While it is possible to effectively add a wildcard using `'{}'` in the structure definition to ignore several lines of the meta section of the file, this can cause a later named field to be included in the wildcard section. *pyrsona* therefore checks for the presence of a new line character `'\n'` in the named fields and fails if one is found.


### Sub-sub-models

Calling the `read()` method will first build a list of *pyrsona* file structure models from the *parent* model down. 

Any *sub-models* of the *parent* model will themselves be checked for *sub-models*, meaning that every model in the tree below the *parent* model will be used when attempting to parse a file.

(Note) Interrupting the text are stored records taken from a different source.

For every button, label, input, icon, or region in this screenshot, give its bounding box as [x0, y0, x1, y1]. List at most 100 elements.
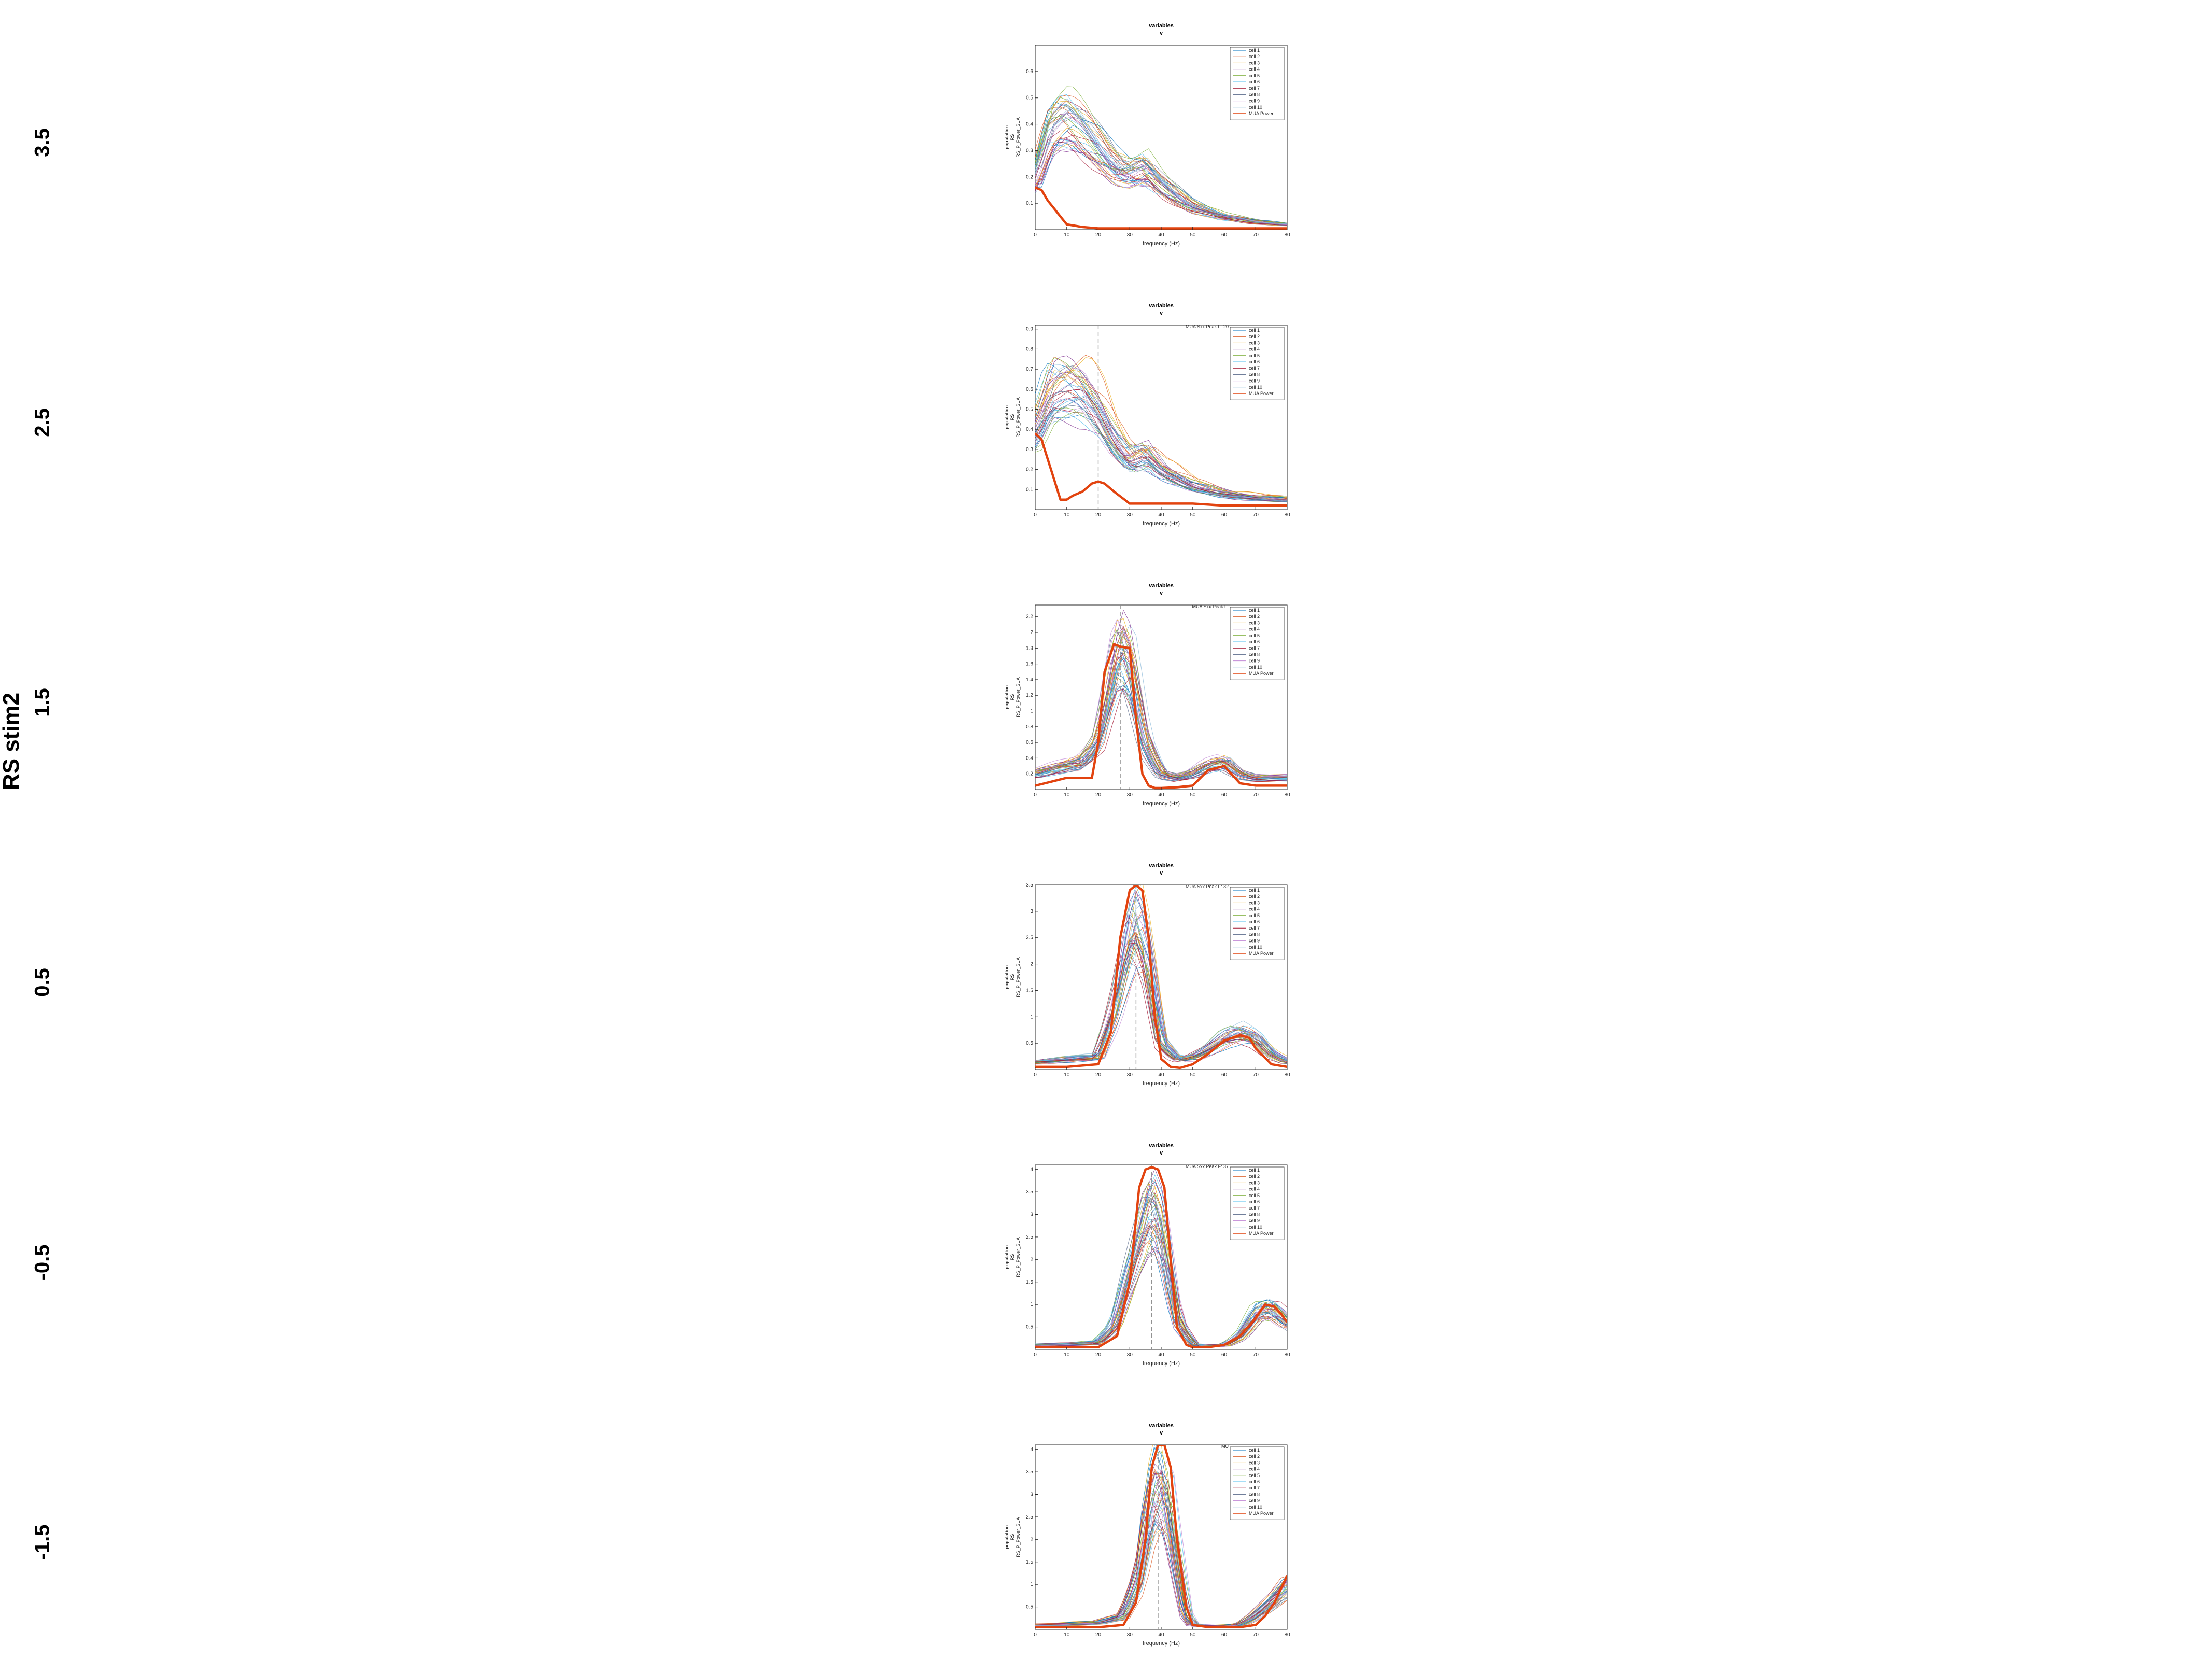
legend-entry: cell 9: [1249, 99, 1260, 104]
x-tick-label: 10: [1064, 1352, 1070, 1358]
legend-entry: cell 8: [1249, 932, 1260, 937]
legend-entry: cell 6: [1249, 639, 1260, 644]
plot-area: [1035, 605, 1287, 790]
y-tick-label: 0.5: [1026, 95, 1033, 101]
cell-series-line: [1035, 86, 1287, 223]
y-tick-label: 4: [1030, 1167, 1033, 1173]
legend-entry: cell 3: [1249, 900, 1260, 905]
x-tick-label: 50: [1190, 1072, 1196, 1078]
legend-entry: cell 10: [1249, 385, 1262, 390]
y-tick-label: 0.8: [1026, 724, 1033, 730]
cell-series-line: [1035, 904, 1287, 1061]
x-axis-label: frequency (Hz): [1143, 800, 1180, 807]
legend-entry: MUA Power: [1249, 1231, 1274, 1236]
legend-entry: cell 5: [1249, 913, 1260, 918]
x-tick-label: 70: [1253, 1632, 1259, 1638]
y-tick-label: 1.6: [1026, 662, 1033, 667]
x-tick-label: 50: [1190, 1352, 1196, 1358]
y-axis-label: RS: [1010, 694, 1015, 701]
y-tick-label: 3.5: [1026, 882, 1033, 888]
y-tick-label: 1.8: [1026, 645, 1033, 651]
y-axis-label: RS: [1010, 414, 1015, 421]
legend-entry: MUA Power: [1249, 1511, 1274, 1516]
y-axis-label: RS_P_Power_SUA: [1016, 117, 1021, 158]
x-tick-label: 50: [1190, 792, 1196, 798]
cell-series-line: [1035, 106, 1287, 225]
legend-entry: cell 3: [1249, 1460, 1260, 1465]
legend-entry: cell 1: [1249, 888, 1260, 893]
x-tick-label: 0: [1034, 792, 1037, 798]
cell-series-line: [1035, 112, 1287, 225]
legend-entry: cell 9: [1249, 1218, 1260, 1224]
plot-area: [1035, 885, 1287, 1070]
chart-super-title: variables: [1149, 583, 1174, 589]
cell-series-line: [1035, 1499, 1287, 1627]
cell-series-line: [1035, 397, 1287, 501]
y-tick-label: 0.2: [1026, 771, 1033, 777]
legend-entry: cell 4: [1249, 347, 1260, 352]
y-tick-label: 0.9: [1026, 327, 1033, 332]
cell-series-line: [1035, 1213, 1287, 1347]
x-tick-label: 80: [1284, 512, 1290, 518]
x-tick-label: 0: [1034, 1632, 1037, 1638]
cell-series-line: [1035, 1249, 1287, 1347]
y-axis-label: RS_P_Power_SUA: [1016, 957, 1021, 997]
chart-super-title: variables: [1149, 1143, 1174, 1149]
x-tick-label: 50: [1190, 1632, 1196, 1638]
chart-super-marker: v: [1160, 870, 1163, 876]
legend-entry: cell 6: [1249, 1199, 1260, 1204]
legend-entry: cell 5: [1249, 73, 1260, 78]
cell-series-line: [1035, 357, 1287, 498]
chart-super-marker: v: [1160, 1150, 1163, 1156]
y-tick-label: 0.2: [1026, 467, 1033, 473]
y-tick-label: 2: [1030, 1257, 1033, 1262]
legend-box: [1230, 1166, 1285, 1240]
y-tick-label: 2: [1030, 630, 1033, 636]
x-tick-label: 20: [1095, 1352, 1102, 1358]
legend-box: [1230, 1446, 1285, 1520]
x-tick-label: 70: [1253, 232, 1259, 238]
cell-series-line: [1035, 1182, 1287, 1346]
y-tick-label: 0.6: [1026, 740, 1033, 746]
x-tick-label: 30: [1127, 1352, 1133, 1358]
x-tick-label: 30: [1127, 792, 1133, 798]
legend-entry: cell 4: [1249, 907, 1260, 912]
y-tick-label: 0.4: [1026, 122, 1033, 128]
cell-series-line: [1035, 660, 1287, 779]
x-tick-label: 80: [1284, 792, 1290, 798]
legend-entry: cell 6: [1249, 919, 1260, 924]
legend-entry: cell 3: [1249, 60, 1260, 65]
x-tick-label: 80: [1284, 1632, 1290, 1638]
x-tick-label: 20: [1095, 232, 1102, 238]
x-tick-label: 60: [1221, 1352, 1228, 1358]
chart-super-title: variables: [1149, 863, 1174, 869]
x-tick-label: 10: [1064, 1072, 1070, 1078]
legend-entry: cell 3: [1249, 340, 1260, 345]
chart-super-marker: v: [1160, 30, 1163, 36]
cell-series-line: [1035, 957, 1287, 1065]
y-axis-label: population: [1004, 1245, 1009, 1269]
x-tick-label: 70: [1253, 792, 1259, 798]
chart-super-title: variables: [1149, 1423, 1174, 1429]
x-tick-label: 80: [1284, 232, 1290, 238]
x-tick-label: 60: [1221, 792, 1228, 798]
x-tick-label: 10: [1064, 792, 1070, 798]
x-tick-label: 20: [1095, 1632, 1102, 1638]
legend-entry: cell 7: [1249, 365, 1260, 371]
y-tick-label: 1.2: [1026, 693, 1033, 698]
x-tick-label: 80: [1284, 1072, 1290, 1078]
cell-series-line: [1035, 631, 1287, 777]
y-tick-label: 0.5: [1026, 1325, 1033, 1330]
legend-entry: cell 1: [1249, 608, 1260, 613]
cell-series-line: [1035, 636, 1287, 777]
x-tick-label: 40: [1158, 1632, 1164, 1638]
x-tick-label: 20: [1095, 512, 1102, 518]
legend-entry: cell 8: [1249, 1212, 1260, 1217]
legend-entry: cell 5: [1249, 353, 1260, 358]
legend-entry: cell 7: [1249, 1205, 1260, 1211]
cell-series-line: [1035, 1205, 1287, 1346]
x-tick-label: 10: [1064, 232, 1070, 238]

Each branch of models will be ordered bottom-up so that the deepest nested model in a branch will be used first. The *parent* model will be the final model used if all others fail.

### Model names

The `read()` method returns a `structure_id` variable that matches the model name. This `structure_id` can be useful when creating automated tests that sit alongside the *pyrsona* models as it provide a mechanism for confirming that a text file was parsed using the expected *pyrsona* model where multiple *sub-models* exist.

As the number of *sub-models* grows a naming convention becomes more important. One option is to set the names of any `sub-models` to a random hexadecimal value prefixed with a single underscore (in case the value begins with a number), E.g. `'_a4c15356'`. The initial underscore will be removed from model name when returning the `structure_id` value.


### *parse* formats

The *parse* package allows format specifications to be included alongside the fields, E.g. `'{year:d}'`. While including these format types in the structure definition is valid, more complex format conversions can be made using `meta_model`. Keeping all format conversions in `meta_model` means that all conversions are defined in one place.